A janela foi aberta devagar, parecia que quem a puxada fazia à força. Um rosto de uma senhora ficou a vista, ela, confusa, tentava estancar o pavor, a tremedeira.

- Vá se embora daqui, homem. O que você quer é matar meus pequenos. Não ver que o povo anda apavorado com a sua presença?

- Mas dona, o meu serviço é salvar as pessoas. Trago comigo remédio para curar essa doença que anda a dizimar as criancinhas.

- Não queremos esse seu remédio não. Segue seu caminho, deixe-nos em paz.

A mulher fechou a janela e deu a conversa por encerrada. O estrangeiro ficou sem saber como convencer aquele povo a aceitar a sua ajuda, de porta em porta o resultado era sempre o mesmo.

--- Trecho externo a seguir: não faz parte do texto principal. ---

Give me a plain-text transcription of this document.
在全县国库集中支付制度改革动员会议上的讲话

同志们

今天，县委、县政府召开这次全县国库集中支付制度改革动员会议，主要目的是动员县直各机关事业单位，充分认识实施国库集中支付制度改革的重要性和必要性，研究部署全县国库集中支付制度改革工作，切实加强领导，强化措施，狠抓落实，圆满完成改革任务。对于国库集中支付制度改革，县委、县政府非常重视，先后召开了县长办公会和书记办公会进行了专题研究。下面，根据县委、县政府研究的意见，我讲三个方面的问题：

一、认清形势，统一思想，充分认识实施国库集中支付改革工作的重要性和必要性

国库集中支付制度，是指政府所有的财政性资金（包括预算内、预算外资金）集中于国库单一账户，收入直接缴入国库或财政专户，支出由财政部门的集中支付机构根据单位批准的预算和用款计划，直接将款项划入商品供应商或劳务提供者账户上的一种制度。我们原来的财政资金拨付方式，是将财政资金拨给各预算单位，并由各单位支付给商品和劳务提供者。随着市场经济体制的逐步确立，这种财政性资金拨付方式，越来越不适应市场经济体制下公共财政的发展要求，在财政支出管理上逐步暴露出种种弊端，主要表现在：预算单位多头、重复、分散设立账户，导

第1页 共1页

- Como farei para convencer esta gente?

De casa em casa, de comunidade a comunidade, sempre no lombo de um forte jumento seguia sua rotina pautada na improdutividade do trabalho e pela desconfiança da boa gente.

Algumas pessoas cediam e tinham seus filhos vacinados, a grande maioria, contudo, fugia de algo que era comentado como mortal. Para eles era o Diabo que havia encarnado naquele estrangeiro. Só em falar nos nomes americano ou Thomas a molecada caia no mato, subia serra, sumia e só retornava quando o perigo estivesse bem distante.

- Se você não ficar quieto eu vou chamas Thomas – ameaça a mãe ao filho pirracento.

Outras ao saber da aproximação do americano pediam para que os filhos fugissem e só retornasse quando fossem chamados.

- Já pensou, Maria, logo eu, uma mulher esclarecida dá meu filho para esse branquelo fazer sabe-se lá o que com ele.

- Estão dizendo por aí que a injeção transforma os meninos em meninas e as meninas em meninos. Onde já se viu uma coisa dessas! Deus nos livre guarde!

- O comentário é que tudo isso é coisa do Governo, eles estão de olhos nos Comunistas.

-Será?

- É o que está na boca do povo. Esse rapaz nada mais é do que um espião da KGB.

- Será que iremos ter guerra por aqui?

O que teria feito um americano vim se meter em pleno Sertão? Quem de fato o mandou?

Ele continuava subindo e descendo as estradas ruins que cortavam as serras, os vales e as veredas, sempre com a ajuda do fiel jumento.

Uma mulher ao avistá-lo a adentrar pelo povoado saiu a gritar aos quatro cantos:

- Lá vem vindo o pimentão maduro! Corram e escondem seus filhos! O capeta chegou para levá-los.

Thomas permaneceu pela região por um bom tempo. Não sabemos se ele cumpriu com o predeterminado, se atingiu a sua meta, mas antes da sua partida, tinha feito vários amigos. Em uma conversa com um filho do lugar, sabendo que dificilmente retornaria a pôr os pés por estas terras novamente, foi gentil.

- Brasileiro, vou deixar com você uma pequena lembrança do meu povo, uma lembrança minha. Coloque este dólar em sua carteira e nunca mais faltará dinheiro nela.

- Um dólar! Nunca tinha visto um antes… apenas nos filmes de Bang Bang. Muito obrigado, Thomas. Este não sairá da minha carteira por tão cedo.

Existem muitos presentes de alto valor, caros, todavia sem sentido algum. Um dólar, uma simples cédula guardada na carteira conseguiu manter viva a amizade e a lembrança daquele singelo momento. O dinheiro continua guardado no mesmo lugar de sempre, nunca mais faltou dinheiro nela, pois sempre que a abrir haverá no seu interior uma nota de um dólar americano.

Observação: A imagem do dólar acima é o citado na história. Este texto possui alguns traços reais, que nos foi contados por Dormário Viana Cardoso, história essa que aconteceu na antiga Água Quente (hoje Érico Cardoso).